The other Lake Tahoe boat launch operated by Nevada State Parks, at Cave Rock on the East Shore, should be open throughout the summer boating season, although it will be limited from two lanes to one at some point, Howard said.

“At this point, I expect to get a full season out of Cave Rock,” he said. “But, depending on how much runoff we do see in coming weeks, it’s very likely Cave Rock will be down to a single lane by no later than mid season … it could be sooner.”

Closer to home, the Incline Village General Improvement District will be “closely monitoring” the boat ramp at Ski Beach, which will open for the summer season on May 1, said General Manager Steve Pinkerton.

Skilled boaters have been able to launch in recent months, he said.

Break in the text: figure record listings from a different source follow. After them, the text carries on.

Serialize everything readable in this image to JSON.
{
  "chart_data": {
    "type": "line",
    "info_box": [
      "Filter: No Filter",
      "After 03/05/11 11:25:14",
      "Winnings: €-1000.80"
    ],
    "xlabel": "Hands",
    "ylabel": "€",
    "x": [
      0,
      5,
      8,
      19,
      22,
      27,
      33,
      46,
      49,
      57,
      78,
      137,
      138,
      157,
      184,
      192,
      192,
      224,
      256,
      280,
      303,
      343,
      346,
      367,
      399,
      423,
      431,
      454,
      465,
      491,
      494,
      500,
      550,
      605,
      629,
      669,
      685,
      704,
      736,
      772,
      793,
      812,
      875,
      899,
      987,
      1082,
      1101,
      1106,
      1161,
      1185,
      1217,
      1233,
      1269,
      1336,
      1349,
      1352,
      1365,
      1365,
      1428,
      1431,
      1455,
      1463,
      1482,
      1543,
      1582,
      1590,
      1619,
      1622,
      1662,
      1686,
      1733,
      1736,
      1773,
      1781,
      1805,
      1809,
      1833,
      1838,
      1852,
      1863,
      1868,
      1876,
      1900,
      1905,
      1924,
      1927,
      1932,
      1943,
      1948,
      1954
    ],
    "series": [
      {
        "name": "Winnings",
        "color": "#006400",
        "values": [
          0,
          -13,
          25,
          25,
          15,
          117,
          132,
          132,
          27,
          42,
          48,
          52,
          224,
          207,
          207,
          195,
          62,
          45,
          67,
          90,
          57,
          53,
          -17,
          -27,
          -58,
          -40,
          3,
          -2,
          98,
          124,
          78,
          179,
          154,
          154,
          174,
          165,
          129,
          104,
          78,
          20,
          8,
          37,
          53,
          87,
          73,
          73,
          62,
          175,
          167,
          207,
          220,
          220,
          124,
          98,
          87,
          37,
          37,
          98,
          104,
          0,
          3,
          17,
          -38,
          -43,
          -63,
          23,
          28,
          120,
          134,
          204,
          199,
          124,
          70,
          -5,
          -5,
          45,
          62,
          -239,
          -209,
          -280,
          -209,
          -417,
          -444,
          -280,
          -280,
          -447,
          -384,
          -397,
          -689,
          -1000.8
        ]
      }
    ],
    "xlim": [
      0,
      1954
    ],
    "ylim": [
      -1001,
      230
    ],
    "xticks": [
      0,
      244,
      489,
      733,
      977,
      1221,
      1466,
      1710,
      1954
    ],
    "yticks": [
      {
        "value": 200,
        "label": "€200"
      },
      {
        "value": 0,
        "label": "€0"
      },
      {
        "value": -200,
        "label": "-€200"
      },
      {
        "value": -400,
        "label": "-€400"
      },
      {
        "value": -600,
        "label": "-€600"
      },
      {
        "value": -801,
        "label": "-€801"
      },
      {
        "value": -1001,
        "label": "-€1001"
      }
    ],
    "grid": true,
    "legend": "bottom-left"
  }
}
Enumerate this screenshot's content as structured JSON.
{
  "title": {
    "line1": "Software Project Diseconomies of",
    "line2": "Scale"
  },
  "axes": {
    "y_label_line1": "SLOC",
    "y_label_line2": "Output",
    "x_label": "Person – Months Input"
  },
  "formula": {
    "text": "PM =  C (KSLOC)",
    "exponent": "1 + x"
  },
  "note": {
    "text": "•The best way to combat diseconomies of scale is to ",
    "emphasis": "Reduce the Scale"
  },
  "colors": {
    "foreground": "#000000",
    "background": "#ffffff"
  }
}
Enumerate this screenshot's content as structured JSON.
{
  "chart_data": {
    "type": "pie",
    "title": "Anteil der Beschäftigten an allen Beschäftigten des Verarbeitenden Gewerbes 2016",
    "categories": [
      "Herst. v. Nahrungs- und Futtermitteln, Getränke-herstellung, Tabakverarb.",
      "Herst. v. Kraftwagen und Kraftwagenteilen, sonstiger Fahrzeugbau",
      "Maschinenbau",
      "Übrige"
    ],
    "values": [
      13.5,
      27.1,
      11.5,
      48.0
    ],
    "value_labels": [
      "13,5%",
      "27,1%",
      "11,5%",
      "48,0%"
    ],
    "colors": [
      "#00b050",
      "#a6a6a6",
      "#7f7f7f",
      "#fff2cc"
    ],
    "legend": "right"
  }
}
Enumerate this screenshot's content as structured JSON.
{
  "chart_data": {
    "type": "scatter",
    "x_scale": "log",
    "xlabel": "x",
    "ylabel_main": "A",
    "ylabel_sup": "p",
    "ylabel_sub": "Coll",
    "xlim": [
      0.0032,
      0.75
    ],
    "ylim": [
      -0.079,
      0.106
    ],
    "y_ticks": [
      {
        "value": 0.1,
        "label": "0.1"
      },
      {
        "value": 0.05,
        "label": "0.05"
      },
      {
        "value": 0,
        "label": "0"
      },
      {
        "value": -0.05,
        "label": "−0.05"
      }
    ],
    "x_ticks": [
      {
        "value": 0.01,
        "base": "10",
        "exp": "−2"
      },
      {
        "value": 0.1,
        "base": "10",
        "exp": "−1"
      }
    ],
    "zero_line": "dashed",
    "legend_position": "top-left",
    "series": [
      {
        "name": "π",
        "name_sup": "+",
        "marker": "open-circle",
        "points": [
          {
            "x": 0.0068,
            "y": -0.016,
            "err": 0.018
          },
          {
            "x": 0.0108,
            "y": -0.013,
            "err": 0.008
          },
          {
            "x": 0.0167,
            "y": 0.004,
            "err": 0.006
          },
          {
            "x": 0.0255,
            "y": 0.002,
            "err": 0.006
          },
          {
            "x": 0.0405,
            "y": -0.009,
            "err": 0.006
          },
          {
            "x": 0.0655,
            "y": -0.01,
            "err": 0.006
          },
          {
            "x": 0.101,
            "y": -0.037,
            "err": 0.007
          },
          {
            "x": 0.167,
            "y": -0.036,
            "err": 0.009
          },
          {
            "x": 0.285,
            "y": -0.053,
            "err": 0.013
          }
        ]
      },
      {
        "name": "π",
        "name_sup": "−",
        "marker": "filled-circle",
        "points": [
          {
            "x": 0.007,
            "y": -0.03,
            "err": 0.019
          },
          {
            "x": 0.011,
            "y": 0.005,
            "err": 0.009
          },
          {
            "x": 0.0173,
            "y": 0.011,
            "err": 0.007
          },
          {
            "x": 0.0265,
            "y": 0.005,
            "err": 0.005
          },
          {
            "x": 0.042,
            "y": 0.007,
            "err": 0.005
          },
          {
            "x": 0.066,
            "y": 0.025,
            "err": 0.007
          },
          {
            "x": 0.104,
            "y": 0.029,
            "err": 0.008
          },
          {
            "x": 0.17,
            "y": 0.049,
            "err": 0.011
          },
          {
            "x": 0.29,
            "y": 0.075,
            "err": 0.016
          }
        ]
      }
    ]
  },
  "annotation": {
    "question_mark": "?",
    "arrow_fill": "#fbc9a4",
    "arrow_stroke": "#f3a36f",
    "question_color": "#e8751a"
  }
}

Still, with water levels dipping so low, it will be tough for amateurs to launch safely this spring and summer, said Pinkerton, who added that IVGID will keep the ramp open “as long as possible.”

“We will do everything we can to keep the ramp open the entire season,” he said.

By law, the end of IVGID’s ramp can go to a water level of 6,219 feet, Pinkerton said — that only gives boaters roughly 3 feet to work with, considering the lake’s current level at about 6,222.

Elsewhere around Lake Tahoe, the boat launch at National Avenue in Tahoe Vista isn’t expected to open this year, North Tahoe Public Utility District spokeswoman Tracey Towner said Tuesday.

Further, the launch at Coon Street in Kings Beach won’t open in 2015.


In Tahoe City, the refurbished ramp at Lake Forest reopened Wednesday, April 15, said Kurt Althof, Grants and Community Information Administrator for the Tahoe City Public Utility District.

“We will continue to operate (the ramp) as long as we can,” he said Tuesday, adding that “it’s possible” the ramp will close this summer. “We just don’t know what the lake is going to do — how much is it going to come up, and how much will it evaporate during the summer.”

The ramp just finished a $1.1 million upgrade to provide larger, 15-foot-wide launching lanes in order to meet California boating and waterways standards and safely handle a high volume of launches and retrievals.

Similar to IVGID, Lake Forest’s ramp also extends to 6,219 feet.

On the West Shore, the ramp at Obexer’s Boat Company will “absolutely” be open this summer, said owner Sarah Obexer.

“We have plenty of water as of now, and I don’t see us having an issue at all,” she said Tuesday.

On the South Shore, the ramp at El Dorado Beach will not open in 2015, South Lake Tahoe Public Information Officer Tracy Franklin confirmed Tuesday.

“We don’t anticipate, even if there is a windfall of snow, it would be high enough to open,” she said, adding that the ramp was only open for about a month last year before closing. “The water is not even anywhere close to the ramp.”

Also at the South Shore, dredging began recently in the areas of Ski Run Marina and Tahoe Keys Marina.

At Ski Run, 250 cubic yards is scheduled to be dredged. At Tahoe Keys, one project will remove accumulated sand in the east channel to an approved depth of 6,215 feet. A total of 4,200 cubic yards of material will be removed at the site with an excavator stationed on a floating barge.

Another project near Tahoe Keys will dredge up to 5,600 cubic yards of sand to a depth of 6,217 feet.